Dirty swampy sleazy rock with a tattoo insignia on the cover. Leather, microphones squeezed with urgency, nervous breakdown guitar leads sporadically peppering the verses. Timeless rock like Phantom Records used to do back before the underground went massive and everything changed. When people bought 7”s and a record launch was actually something special.
You would think after thirty odd years in the business that Ian Rilen might’ve tired of the booze and pub thing. An unkind comment? Oh well. That’s exactly what I thought when I feasted my peepers on this baby. After the first guitar onslaught (not even halfway through the title track), all attitude and little technique, my cynicism got a kick up the arse and was told to get the hell out. What a track! I ain’t ever been anti-pub rock; it’s just that I grew up in a high school full of the dumbest, meanest, most narrow-minded sheep you’d ever wanna meet. So it kinda came to personify the type of guy who would have it as their calling card. Funny how that shit tends to stick.
Ian Rilen these days is starting to sound more and more like one of them old blues masters – a 300 pound voice leaning into a microphone, telling you “I’m a bad man when I’m drinkin, you can guess the rest” or “I’ve been seeing the wrong ladies lately, they’ve been fucking up my life big time”.

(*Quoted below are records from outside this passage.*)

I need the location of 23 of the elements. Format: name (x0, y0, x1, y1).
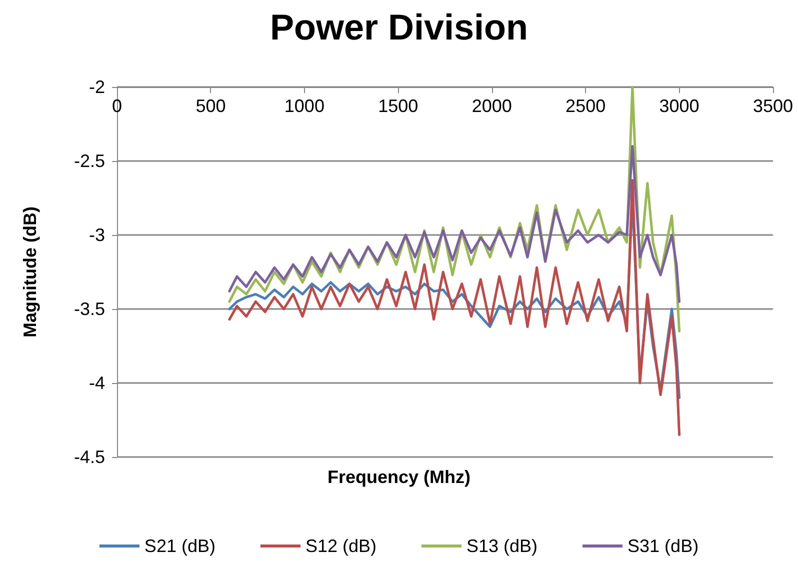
chart-title: Power Division (270, 6, 528, 48)
y-tick-label: -3 (88, 225, 105, 245)
y-tick-label: -2 (88, 77, 105, 97)
legend-label: S31 (dB) (628, 536, 699, 556)
x-tick-label: 1500 (378, 96, 418, 116)
x-tick-label: 2500 (566, 96, 606, 116)
x-axis-title: Frequency (Mhz) (327, 467, 471, 487)
x-tick-label: 0 (112, 96, 122, 116)
x-tick-label: 3000 (659, 96, 700, 116)
x-tick-label: 2000 (472, 96, 512, 116)
legend-label: S21 (dB) (144, 536, 216, 556)
line-series (228, 178, 681, 436)
y-tick-label: -4 (88, 373, 105, 393)
y-tick-label: -4.5 (74, 447, 105, 467)
legend-label: S13 (dB) (466, 536, 538, 556)
x-tick-label: 500 (196, 96, 226, 116)
x-tick-label: 3500 (752, 96, 794, 116)
y-axis-title: Magnitude (dB) (20, 206, 40, 338)
line-series (228, 144, 681, 303)
y-tick-label: -3.5 (74, 299, 105, 319)
y-tick-label: -2.5 (74, 151, 105, 171)
legend-label: S12 (dB) (305, 536, 377, 556)
x-tick-label: 1000 (284, 96, 324, 116)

Blues is sort of back in fashion these days, but not the kind Rilen is peddling on this EP, no siree. Nasty, dirty, honest, from the mallow, ya hear. There ain’t no candy stripes on this drum kit. More to the point, it’s dangerous. Like it ain’t about nothing but how bad everything is. And how that can be, sometimes, just perfect. After all, it’s the booze to blame, not the man drinking it.